Deputy Cairo governor handed five-year suspended sentence for Duweiqa disaster

Marwa Al-A’sar
3 Min Read

CAIRO: Manshiyet Nasser Misdemeanors Court on Wednesday handed deputy Cairo governor a five-year suspended sentence for the involuntary manslaughter and injury of the Duweiqa residents.

Mahmoud Yassin was also ordered to pay a LE 5,000 bail. Seven other officials from the district authority as well as the housing and property management departments were handed down a three-year suspended sentence and a LE 3,000 bail each for the same charges.

The court "punished the accused in light of what was proven, that they committed the crimes of accidentally killing and injuring the victims," the official news agency MENA said.

“This is the least that can be done to obtain the rights of those who died, wounded or became homeless as a result of the accident,” independent MP Mohamed Anwar El-Sadat told Daily News Egypt.

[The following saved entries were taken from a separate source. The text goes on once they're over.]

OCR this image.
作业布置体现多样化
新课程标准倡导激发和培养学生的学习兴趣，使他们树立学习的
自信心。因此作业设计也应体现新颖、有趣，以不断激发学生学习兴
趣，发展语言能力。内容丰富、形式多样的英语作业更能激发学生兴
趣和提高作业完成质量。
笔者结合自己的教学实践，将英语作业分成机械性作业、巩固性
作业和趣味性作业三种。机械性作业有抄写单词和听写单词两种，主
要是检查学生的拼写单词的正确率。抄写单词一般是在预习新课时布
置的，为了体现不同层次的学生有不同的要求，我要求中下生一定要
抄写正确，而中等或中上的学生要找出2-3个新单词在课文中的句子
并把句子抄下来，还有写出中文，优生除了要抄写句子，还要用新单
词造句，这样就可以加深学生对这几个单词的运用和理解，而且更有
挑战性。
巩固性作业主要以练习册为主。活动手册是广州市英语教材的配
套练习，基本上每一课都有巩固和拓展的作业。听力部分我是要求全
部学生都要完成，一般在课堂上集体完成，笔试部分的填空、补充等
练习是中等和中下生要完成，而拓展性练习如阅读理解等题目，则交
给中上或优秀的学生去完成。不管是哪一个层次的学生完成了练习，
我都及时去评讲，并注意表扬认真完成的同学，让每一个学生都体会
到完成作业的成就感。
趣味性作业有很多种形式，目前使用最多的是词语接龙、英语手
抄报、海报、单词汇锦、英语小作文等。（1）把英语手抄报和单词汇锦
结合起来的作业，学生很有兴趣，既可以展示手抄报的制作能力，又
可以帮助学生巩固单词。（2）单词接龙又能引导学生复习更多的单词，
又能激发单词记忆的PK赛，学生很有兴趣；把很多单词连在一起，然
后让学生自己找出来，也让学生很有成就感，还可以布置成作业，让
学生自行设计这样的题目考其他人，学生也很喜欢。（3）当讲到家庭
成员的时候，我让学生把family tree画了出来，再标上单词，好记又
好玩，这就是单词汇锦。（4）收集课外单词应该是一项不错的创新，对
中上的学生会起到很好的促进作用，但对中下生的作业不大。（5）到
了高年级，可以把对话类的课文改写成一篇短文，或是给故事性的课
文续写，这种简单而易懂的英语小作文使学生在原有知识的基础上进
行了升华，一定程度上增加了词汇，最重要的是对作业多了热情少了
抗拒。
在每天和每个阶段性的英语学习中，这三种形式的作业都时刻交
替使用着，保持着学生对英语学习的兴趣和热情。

“I hope this can be a model of the sovereignty of law, which emphasizes that whoever fails to do his job will be penalized regardless of his position,” he added.

In September 2008, huge boulders and rocks crashed down Muqattam Hill in Duweiqa onto Ezbet Bekhit in the Manshiyet Nasser neighborhoods of east Cairo, home to around a million of the city’s poorest residents. A total of 119 people were killed and 55 others injured in the accident.

Investigations revealed that the officials failed to respond to official technical reports conducted before the accident. The reports called for evacuating all residents at the upper part of Duweiqa as well as building a fence around the area to protect it from sewage water.

A committee of experts formed by the prosecution office also attributed the rockslide to the geological nature of the area, which has many fractures, in addition to the dense population and the lack of a proper sewage system. These factors led to water leakages, eventually resulting in the rockslide.

In November 2009, Amnesty International released a report entitled “Buried Alive; Trapped by Poverty and Neglect in Cairo’s Informal Settlements” criticizing the Egyptian authorities for failing to take effective steps to protect the residents of Duweiqa.

The report called on the Egyptian government to alleviate the threats to lives in the 26 "unsafe areas" in Greater Cairo, and to protect the residents’ rights to health and adequate housing.